Guidance for selecting a peak-to-gene assignment method in GSE analysis
The first step in GSE testing of cis-regulome data, such as TF binding sites or chromatin marks from ChIP-seq, is to assign the genomic regions or peaks to their target genes. The different assignment methods can lead to variable enrichment results and FP and/or FN findings, as discussed above (nearest distance method vs. EnTDef). To avoid misinterpretation of genome-wide regulatory data, we need to select an appropriate LocDef method with care, which should be specific to the particular research question and the genomic regions of interest. Figure 7 summarizes three general categories of research questions and the corresponding regions of interest: (i) the 5 kb or 1 kb LocDef should be selected when interested in how a TF and/or chromatin mark regulates gene expression from promoters; (ii) the EnTDef (enhancer) should be selected when interested in how a TF and/or chromatin mark regulates gene expression from distal regions; and (iii) when the comprehensive regulatory signature is of interest, including both promoter and distal regions, our EnTDef plus 5kb LocDef (enhancer.5kb) should be selected.

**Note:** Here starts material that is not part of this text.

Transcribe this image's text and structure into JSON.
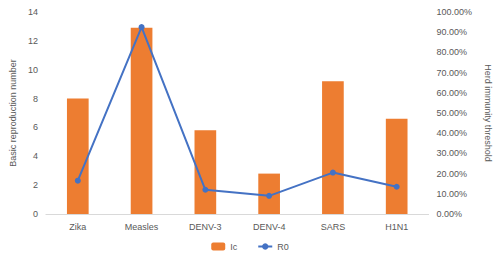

The promoter LocDef has the lowest genome coverage (10% for <5 kb LocDef and 2% for <1 kb LocDef), while the EnTDef plus 5 kb has 100% genome coverage, and the EnTDef has intermediate genome coverage (90%). We incorporated our top-performing EnTDef and EnTDef.plus5kb into the Bioconductor package chipenrich [42] and the ChIP-Enrich website (chip-enrich.med.umich.edu), allowing users to select the most suitable genomic region-gene assignment methods, gene sets, and GSE method to correctly interpret their genome-wide regulatory data. In addition, we provide a peak-to-gene assignment functionality in our GSE Suite (gsesuite.dcmb.med.umich.edu), by which users can select any possible combination of enhancer location and enhancer-to-gene target methods (as described in this study) and obtain the gene assignments for a user uploaded list of genomic regions, based on the selected EnTDef, or other method (e.g., promoters, exons, introns or anywhere in the genome).